As we sit in the bright sunshine on the veranda outside the fistula ward at Kamuli Mission Hospital, Kevin’s excitement was palpable. She was proud to be selected to be interviewed, which made her more confident to share her story. With her husband, Daniel, nearby, Kevin tells me how she came to seek treatment for fistula.
Kevin was just 17 when she first became pregnant and, in the tradition of her family, she delivered the child with a Traditional Birth Attendant (TBA). After delivering, Kevin was in a great deal of pain and the herb bath the TBA prescribed was not providing any relief. After several months, the pain subsided, but she was still leaking urine. When Kevin and Daniel sought advice from TBA, they were told that is just a consequence of childbirth. Knowing in their hearts that there was a better answer, Daniel and Kevin decided to deliver at the health center for their second child. While Kevin and the new baby were recovering, there happened to be a UVP Fistula Ambassador, Jackie, sensitizing a group at the health center. After the presentation, Kevin approached Jackie and the two discussed Kevin’s symptoms, and Jackie suggested they keep in touch.
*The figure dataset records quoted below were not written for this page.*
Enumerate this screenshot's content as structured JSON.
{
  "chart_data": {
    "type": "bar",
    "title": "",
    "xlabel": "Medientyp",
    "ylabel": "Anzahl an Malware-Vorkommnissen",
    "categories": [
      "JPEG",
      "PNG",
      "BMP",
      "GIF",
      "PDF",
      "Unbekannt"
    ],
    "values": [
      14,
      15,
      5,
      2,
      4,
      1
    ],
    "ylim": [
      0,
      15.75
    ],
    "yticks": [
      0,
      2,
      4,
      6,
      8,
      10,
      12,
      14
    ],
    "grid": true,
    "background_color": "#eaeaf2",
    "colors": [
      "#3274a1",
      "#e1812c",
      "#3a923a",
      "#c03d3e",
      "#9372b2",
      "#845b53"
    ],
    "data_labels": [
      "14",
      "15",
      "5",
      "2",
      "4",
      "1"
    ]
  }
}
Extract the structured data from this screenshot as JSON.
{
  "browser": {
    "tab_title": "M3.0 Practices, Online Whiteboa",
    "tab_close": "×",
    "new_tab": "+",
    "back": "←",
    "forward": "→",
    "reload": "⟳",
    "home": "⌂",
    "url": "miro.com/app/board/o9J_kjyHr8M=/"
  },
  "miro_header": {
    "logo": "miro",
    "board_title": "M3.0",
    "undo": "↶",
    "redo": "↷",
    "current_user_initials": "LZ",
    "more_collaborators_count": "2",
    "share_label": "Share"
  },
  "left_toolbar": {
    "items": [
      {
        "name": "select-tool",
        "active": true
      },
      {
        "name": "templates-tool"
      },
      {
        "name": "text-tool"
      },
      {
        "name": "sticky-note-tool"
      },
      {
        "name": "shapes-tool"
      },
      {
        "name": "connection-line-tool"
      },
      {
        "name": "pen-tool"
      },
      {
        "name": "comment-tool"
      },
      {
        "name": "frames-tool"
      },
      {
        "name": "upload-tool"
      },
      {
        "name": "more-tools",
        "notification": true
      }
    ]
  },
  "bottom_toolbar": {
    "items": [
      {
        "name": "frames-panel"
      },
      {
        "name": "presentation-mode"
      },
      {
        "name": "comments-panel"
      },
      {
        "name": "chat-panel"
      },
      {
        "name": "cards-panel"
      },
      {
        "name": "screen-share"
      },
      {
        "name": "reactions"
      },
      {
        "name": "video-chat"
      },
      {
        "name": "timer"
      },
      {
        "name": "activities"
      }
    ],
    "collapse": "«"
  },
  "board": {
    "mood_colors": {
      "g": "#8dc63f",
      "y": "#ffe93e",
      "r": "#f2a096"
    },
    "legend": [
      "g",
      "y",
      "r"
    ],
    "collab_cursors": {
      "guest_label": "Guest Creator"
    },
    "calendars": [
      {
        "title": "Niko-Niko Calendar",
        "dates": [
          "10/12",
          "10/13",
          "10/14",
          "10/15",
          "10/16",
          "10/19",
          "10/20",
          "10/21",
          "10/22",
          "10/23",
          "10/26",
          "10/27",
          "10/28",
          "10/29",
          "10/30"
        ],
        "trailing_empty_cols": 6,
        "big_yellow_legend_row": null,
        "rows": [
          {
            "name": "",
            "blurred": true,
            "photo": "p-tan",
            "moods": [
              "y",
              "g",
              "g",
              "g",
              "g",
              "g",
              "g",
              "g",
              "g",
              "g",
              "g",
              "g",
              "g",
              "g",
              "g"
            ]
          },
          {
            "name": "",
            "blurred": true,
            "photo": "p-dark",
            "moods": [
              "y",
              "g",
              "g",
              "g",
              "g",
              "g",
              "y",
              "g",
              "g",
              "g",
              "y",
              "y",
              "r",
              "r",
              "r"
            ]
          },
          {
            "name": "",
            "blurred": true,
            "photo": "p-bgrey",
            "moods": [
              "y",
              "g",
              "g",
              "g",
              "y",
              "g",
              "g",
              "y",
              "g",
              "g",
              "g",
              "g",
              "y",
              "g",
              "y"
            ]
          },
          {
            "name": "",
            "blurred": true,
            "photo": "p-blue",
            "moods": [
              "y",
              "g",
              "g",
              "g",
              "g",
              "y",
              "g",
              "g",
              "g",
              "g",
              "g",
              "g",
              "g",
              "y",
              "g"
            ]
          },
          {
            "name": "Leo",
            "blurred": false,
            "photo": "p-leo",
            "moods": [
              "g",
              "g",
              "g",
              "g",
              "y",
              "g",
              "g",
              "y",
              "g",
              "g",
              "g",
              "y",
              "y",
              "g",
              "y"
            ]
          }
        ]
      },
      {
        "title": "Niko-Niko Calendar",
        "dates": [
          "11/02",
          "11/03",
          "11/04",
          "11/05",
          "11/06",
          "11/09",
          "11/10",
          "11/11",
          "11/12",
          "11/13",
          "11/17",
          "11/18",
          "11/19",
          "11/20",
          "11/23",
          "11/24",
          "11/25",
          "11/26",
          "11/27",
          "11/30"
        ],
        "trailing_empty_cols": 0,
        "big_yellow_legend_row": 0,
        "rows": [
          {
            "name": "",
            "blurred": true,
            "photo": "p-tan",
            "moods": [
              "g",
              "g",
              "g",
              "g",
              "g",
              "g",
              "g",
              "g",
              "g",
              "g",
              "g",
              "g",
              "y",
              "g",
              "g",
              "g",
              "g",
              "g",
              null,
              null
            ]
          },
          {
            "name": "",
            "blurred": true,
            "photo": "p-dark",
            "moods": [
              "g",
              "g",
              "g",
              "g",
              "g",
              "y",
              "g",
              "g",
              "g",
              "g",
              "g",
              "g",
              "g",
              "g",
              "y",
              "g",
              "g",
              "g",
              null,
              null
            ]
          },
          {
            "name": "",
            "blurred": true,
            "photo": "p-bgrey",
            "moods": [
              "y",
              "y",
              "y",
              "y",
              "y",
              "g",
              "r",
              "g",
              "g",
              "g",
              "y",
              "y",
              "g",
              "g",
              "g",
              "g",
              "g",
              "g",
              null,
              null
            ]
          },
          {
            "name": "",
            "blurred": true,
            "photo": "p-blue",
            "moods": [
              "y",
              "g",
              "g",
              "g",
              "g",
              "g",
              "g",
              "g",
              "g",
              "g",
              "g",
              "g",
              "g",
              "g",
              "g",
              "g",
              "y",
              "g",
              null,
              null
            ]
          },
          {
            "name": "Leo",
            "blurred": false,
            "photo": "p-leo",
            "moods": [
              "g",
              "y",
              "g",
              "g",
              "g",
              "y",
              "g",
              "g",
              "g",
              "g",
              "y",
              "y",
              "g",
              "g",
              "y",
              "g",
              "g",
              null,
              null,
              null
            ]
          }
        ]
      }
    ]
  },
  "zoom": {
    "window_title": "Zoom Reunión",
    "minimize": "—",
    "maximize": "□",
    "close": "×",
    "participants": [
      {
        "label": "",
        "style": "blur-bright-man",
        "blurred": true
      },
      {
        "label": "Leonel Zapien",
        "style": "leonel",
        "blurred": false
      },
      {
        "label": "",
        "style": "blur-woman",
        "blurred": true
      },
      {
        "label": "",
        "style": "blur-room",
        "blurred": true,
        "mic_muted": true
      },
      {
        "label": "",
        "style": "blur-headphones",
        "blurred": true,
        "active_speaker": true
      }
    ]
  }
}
Months later, Jackie went to visit Kevin and talked about the upcoming fistula treatment camp. With the TBA’s advice that this was simply a result of childbirth ringing in her ears, Kevin was reluctant to attend the camp. It wasn’t until Daniel said he would escort her and act as her attendant that she committed to seeking treatment.
Now, after a successful surgery, Kevin is so grateful for that fateful day at the health center. If it weren’t for the Fistula Ambassador, Kevin may have never learned about fistula and could still be suffering. She and Daniel are both appreciative for the services provided to them and vowed to continue sharing their story with others who needed education about preventing fistula.